A young man called today. He's a young, good, ambitious preacher. He had one question, "When you were young, did you ever want to quit?" This...is why I blog. I visited with him about this matter and now I share with others of you asking similar questions.
I can't remember wanting to quit. I may have. I can remember wishing some would commit membericide. Oooooh! I've hit some really hard-core meanness. There were times I thought I was finished; but I didn't want to quit. I just didn't know how to get around obstacles called people. I can remember wishing some members or owners of brotherhood publications would just go away. I do recall great disruption in the process of getting to today.
What I learned was I needed this to happen to me; I needed suffering to grow.
I know of no other way God trains His leaders. Ministry must have an element (a strong presence) of pain. For one, I needed to grow up. I still possess such need. Suffering is similar to applying a hot iron to a wrinkled garment lying on an ironing board. We need the wrinkles taken out of us and hot pressure is the only thing which will work. Suffering is connected to the cross and we are to take ours up everyday....right? Ministry has elements of some trying to kill us and we've got it coming.

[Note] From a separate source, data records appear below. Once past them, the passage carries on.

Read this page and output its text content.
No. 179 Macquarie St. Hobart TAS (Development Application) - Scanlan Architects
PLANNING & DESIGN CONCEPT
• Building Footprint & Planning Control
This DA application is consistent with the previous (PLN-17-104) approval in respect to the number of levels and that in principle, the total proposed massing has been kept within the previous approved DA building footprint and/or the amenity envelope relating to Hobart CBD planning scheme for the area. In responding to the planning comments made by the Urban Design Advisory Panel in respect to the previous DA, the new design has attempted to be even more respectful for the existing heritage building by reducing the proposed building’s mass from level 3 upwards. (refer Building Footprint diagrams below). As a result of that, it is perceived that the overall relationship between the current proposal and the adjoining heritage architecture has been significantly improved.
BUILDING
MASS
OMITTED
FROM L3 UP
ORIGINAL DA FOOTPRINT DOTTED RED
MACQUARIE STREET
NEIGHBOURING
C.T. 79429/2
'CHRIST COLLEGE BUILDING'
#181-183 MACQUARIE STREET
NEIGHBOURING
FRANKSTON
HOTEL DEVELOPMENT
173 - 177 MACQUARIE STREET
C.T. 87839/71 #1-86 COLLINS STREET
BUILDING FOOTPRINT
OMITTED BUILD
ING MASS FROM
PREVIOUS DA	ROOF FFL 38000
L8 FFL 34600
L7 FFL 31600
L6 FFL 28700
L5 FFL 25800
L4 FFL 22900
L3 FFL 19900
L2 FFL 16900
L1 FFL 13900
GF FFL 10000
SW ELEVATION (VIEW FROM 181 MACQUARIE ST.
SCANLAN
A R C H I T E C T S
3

Do we think we are to encounter struggle painlessly? Ministry does not come with Novacane. We have volunteered to be insulted, rebuked, and hurt. Peter wrote that we are not to regard this as the exception, but the rule. We are placed in a position of anticipated rugged discomfort. Jesus learned obedience through the things he suffered and as a result became the source of eternal life. We become sources of eternal life...but never without the same process as Jesus.
Pain and agony are necessary parts of being a minister. The more we suffer the more we see our people come alive. There is definite parallel in painful suffering and wonder-full life! Hold on as long as you can. Don't quit. Die trying....but don't quit. Call me when you are tempted to cash it in. Maybe we can cheer one another on. For the one who did call me.....thank you.
5 comments:
If you are like Jeremiah, in chapter 20, you can't help but speak. Quiting isn't any option. How to handle the struggles, that is the question. Some times it includes moving. Either they move you or you do. Sometimes it is a matter of sticking in there when you want to run. The sad part, which even you note here is alot of the suffering is at the hands of "brethren". The church can be great and serving God can be beyong any other calling. But it is hard sometimes not to be cynical and see a pharisee behind every pew.
I have never wanted to quit God...but I confess I have wanted to quit corporate church... and I am just a lowly member...
Usually my "suffering" as a preacher has been self-inflicted.
Sometimes it's been at the hands of people with an agenda.
Sometimes it came because I didn't know what I was doing and botched it all badly.
But it was always Satan's desire to use it to crush me and stop the work I'm doing. I can't forget that my wrestling isn't against people, but against demonic powers (Eph. 6:10f).
That's why spiritual growth always lies on the other side of spiritual wrestling.
Terry,
Thank you for adding to the "six minutes" of knowledge...
JC
This one struck home with me this past week when I was let go from my youth ministers position because I "didn't fit!" I'm staying in ministry and may end up as a preaching minister somewhere. But, quitting full-time ministry hasn't entered my mind.